Banyak faktor yang membentuk orientasi homoseks. Orientasi homoseks tidak hanya diakibatkan faktor genetik, namun kadang diakibatkan oleh trauma atau gaya hidup bebas.
Pertama, faktor psikologis, yaitu dendam akibat trauma masa lalu; kedua, faktor sosiologis-kultural, yaitu pola hubungan yang dibentuk oleh gaya hidup bebas. Ketiga, faktor genetik. Perilaku homoseks sering diakibatkan oleh orientasi homoseks yang terbentuk oleh struktur gen.
Perilaku homoseks sering dipengaruhi orientasi homoseksual. Orientasi homoseks juga tidak melulu karena faktor sosial-kultural dan psikologis, namun juga genetik. Tidak sedikit orang dengan orientasi heteroseks berperilaku homoseks atau sebaliknya, karena tuntutan profesi atau ekonomi.
Orientasi Seksual
Muhsin menjelaskan, orientasi seksual adalah pola ketertarikan seksual emosional, romantis, dan/atau seksual terhadap laki-laki, perempuan, keduanya, tak satu pun, atau jenis kelamin lain.

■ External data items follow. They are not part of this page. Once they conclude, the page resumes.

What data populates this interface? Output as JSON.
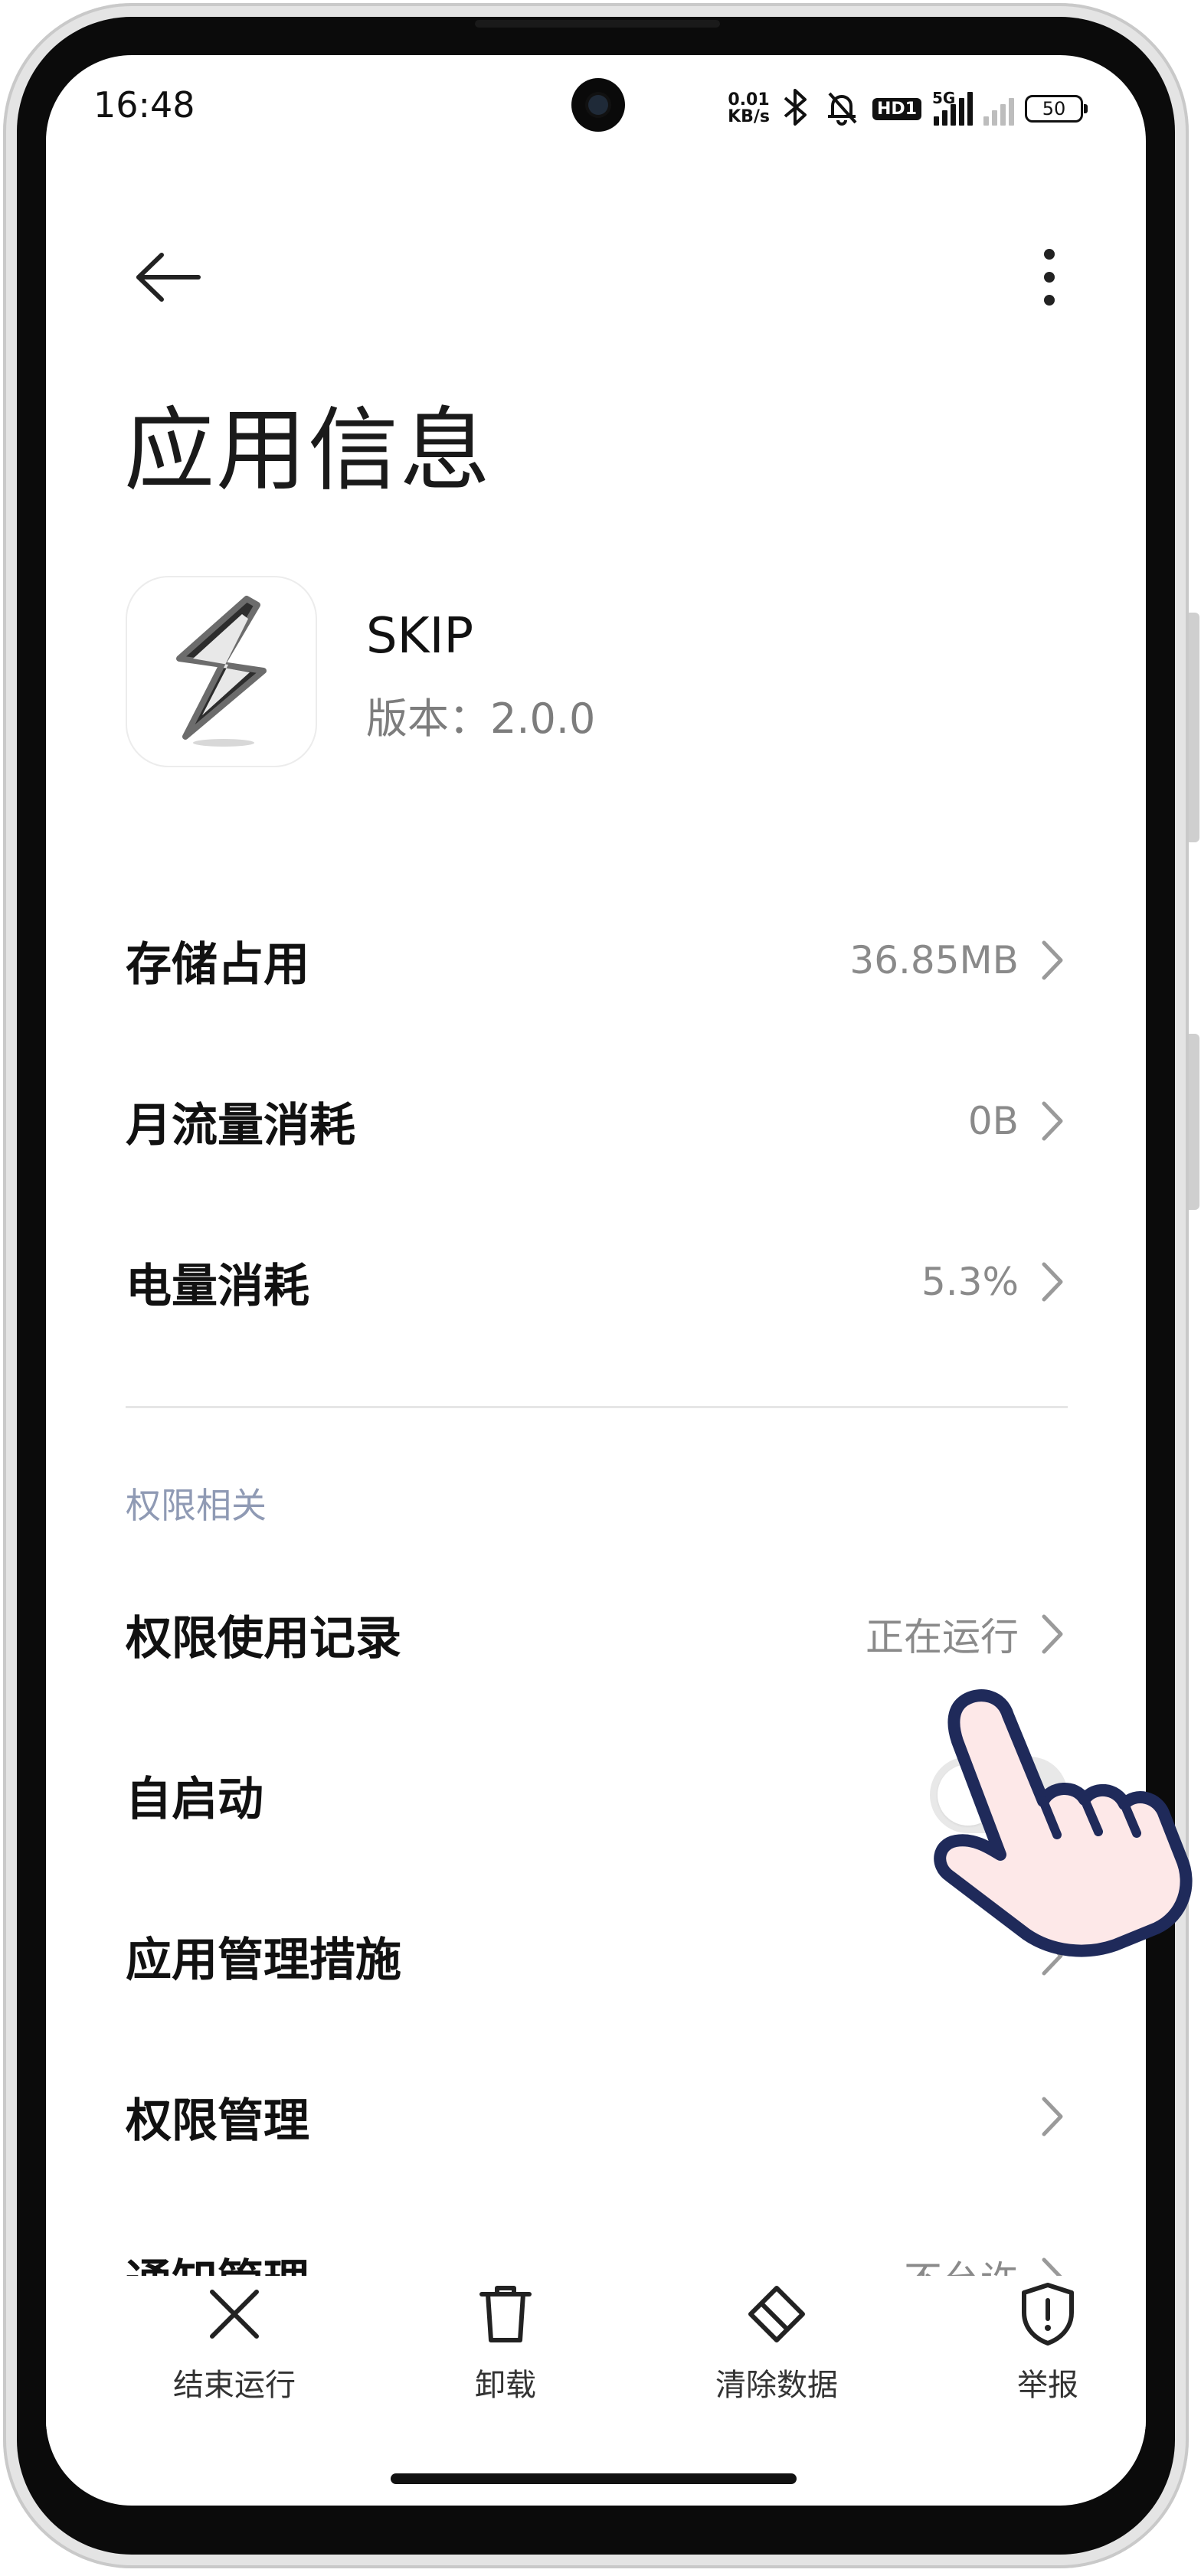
{
  "status_bar": {
    "time": "16:48",
    "net_speed_value": "0.01",
    "net_speed_unit": "KB/s",
    "hd_badge": "HD1",
    "network_type": "5G",
    "battery_level": "50"
  },
  "header": {
    "title": "应用信息"
  },
  "app": {
    "name": "SKIP",
    "version": "版本：2.0.0"
  },
  "usage_rows": [
    {
      "label": "存储占用",
      "value": "36.85MB"
    },
    {
      "label": "月流量消耗",
      "value": "0B"
    },
    {
      "label": "电量消耗",
      "value": "5.3%"
    }
  ],
  "permissions_section": {
    "title": "权限相关",
    "rows": [
      {
        "label": "权限使用记录",
        "value": "正在运行"
      },
      {
        "label": "自启动",
        "toggle_on": false
      },
      {
        "label": "应用管理措施",
        "value": ""
      },
      {
        "label": "权限管理",
        "value": ""
      },
      {
        "label": "通知管理",
        "value": "不允许"
      }
    ]
  },
  "bottom_actions": [
    {
      "label": "结束运行",
      "icon": "close-icon"
    },
    {
      "label": "卸载",
      "icon": "trash-icon"
    },
    {
      "label": "清除数据",
      "icon": "eraser-icon"
    },
    {
      "label": "举报",
      "icon": "shield-alert-icon"
    }
  ],
  "colors": {
    "section_title": "#8f9ab4",
    "value_text": "#8a8a8a",
    "hand_fill": "#fde8e8",
    "hand_outline": "#1f2a5a"
  }
}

American Psychological Association menyebutkan bahwa istilah ini juga merujuk pada perasaan seseorang terhadap “identitas pribadi dan sosial berdasarkan ketertarikan itu, perilaku pengungkapannya, dan keanggotaan pada komunitas yang sama.
Ada tiga orientasi seksual, yaitu heteroseksual, homoseksual, dan biseksual. Umumnya orang adalah heteroseksual alias tertarik hanya kepada lawan jenis. Namun cukup banyak juga orang yang tertarik hanya pada sesama jenis.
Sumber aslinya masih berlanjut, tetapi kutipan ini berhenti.